Hear Abati again: “Around the Villa while I was there, someone always died or their relations died.
“I can confirm that every principal officer suffered one tragedy or the other; it was as if you needed to sacrifice something to remain on duty inside that environment.
“Even some of the women became merchants of dildo because they had suffered a special kind of death in their homes (I am sorry to reveal this) and many of the men complained about something that had died below their waists too.
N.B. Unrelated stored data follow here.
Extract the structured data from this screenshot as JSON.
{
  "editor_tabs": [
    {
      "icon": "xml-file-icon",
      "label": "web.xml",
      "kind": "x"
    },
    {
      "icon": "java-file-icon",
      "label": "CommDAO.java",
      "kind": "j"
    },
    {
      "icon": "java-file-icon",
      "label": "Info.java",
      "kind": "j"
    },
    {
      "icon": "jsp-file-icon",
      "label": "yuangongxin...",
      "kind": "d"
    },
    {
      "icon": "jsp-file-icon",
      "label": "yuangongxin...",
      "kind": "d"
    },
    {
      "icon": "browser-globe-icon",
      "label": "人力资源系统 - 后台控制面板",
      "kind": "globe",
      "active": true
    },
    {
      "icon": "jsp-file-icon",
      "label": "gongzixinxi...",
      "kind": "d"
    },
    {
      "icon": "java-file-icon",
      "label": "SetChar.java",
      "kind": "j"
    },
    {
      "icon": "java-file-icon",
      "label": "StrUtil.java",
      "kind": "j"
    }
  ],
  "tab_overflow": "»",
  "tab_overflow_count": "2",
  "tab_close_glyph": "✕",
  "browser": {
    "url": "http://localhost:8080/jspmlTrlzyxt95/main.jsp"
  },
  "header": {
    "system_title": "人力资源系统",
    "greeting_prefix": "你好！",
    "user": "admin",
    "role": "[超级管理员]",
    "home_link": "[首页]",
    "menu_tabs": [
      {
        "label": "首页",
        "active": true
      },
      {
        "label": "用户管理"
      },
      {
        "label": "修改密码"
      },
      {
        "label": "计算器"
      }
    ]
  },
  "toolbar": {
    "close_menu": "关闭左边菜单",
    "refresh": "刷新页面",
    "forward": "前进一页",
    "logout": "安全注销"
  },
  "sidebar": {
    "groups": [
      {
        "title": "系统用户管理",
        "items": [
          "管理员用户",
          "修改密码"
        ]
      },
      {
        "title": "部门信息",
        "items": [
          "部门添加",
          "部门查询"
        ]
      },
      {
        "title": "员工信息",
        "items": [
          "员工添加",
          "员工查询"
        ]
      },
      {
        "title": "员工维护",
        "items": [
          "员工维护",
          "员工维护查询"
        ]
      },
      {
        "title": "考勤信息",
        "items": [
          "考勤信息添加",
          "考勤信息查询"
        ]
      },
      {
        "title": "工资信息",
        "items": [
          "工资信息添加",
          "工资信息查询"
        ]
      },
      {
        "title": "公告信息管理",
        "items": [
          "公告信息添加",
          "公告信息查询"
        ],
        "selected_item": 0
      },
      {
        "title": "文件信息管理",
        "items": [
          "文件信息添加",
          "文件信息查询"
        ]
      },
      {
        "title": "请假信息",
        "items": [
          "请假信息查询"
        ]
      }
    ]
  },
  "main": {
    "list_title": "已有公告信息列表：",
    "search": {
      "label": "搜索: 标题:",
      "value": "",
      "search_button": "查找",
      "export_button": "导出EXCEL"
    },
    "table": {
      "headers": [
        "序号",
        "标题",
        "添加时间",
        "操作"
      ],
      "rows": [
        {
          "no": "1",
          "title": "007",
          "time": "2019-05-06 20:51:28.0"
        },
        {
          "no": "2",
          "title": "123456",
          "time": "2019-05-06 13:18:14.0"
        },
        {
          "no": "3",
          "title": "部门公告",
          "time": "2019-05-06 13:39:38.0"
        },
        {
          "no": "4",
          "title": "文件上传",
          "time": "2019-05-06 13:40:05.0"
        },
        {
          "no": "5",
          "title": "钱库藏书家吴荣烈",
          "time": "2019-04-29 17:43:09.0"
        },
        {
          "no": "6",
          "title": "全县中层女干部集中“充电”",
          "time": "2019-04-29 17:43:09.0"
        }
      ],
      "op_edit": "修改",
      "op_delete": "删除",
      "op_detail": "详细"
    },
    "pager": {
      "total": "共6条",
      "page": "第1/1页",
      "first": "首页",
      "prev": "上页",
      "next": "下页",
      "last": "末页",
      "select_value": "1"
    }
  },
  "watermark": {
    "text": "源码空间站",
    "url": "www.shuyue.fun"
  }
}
“The ones who did not have such misfortune had one ailment or the other that they had to nurse. From cancer to brain and prostate surgery and whatever, the Villa was a hospital full of agonising patients.”
True? False. To the glory of God, I never experienced anything like this.
Human beings normally face one vicissitude or the other, it is part of life.
But God equally spares His own.
No ailment to nurse, other than things typical of aspiring senior citizens like me. And nothing died under the waist.
Let’s hear Abati again, before we finally weigh anchor: “I really don’t envy the people who work in Aso Villa, the seat of Nigeria’s Presidency. For about six months, I couldn’t even breathe properly.
For another two months, I was on crutches. But I considered myself far luckier than the others who were either nursing a terminal disease or who could not get it up.
“When Presidents make mistakes, they are probably victims of a force higher than what we can imagine. Every student of Aso Villa politics would readily admit that when people get in there, they actually become something else.
They act like they are under a spell. When you issue a well-crafted statement, the public accepts it wrongly.
When the President makes a speech and he truly means well, the speech is interpreted wrongly by the public.
When a policy is introduced, somehow, something just goes wrong…I am therefore convinced that there is an evil spell enveloping this country.
We need to rescue Nigeria from the forces of darkness. Aso Villa should be converted into a museum and abandoned.
“I never slept in the apartment they gave me in that Villa for an hour.”
Well, I slept in my house in the Villa for eight years.
And I snored, even so loudly to wake myself up.
So, it’s really different strokes for different folks.
And it really has nothing to do with Aso Villa. Yes, sound sleep is another good in goodbye.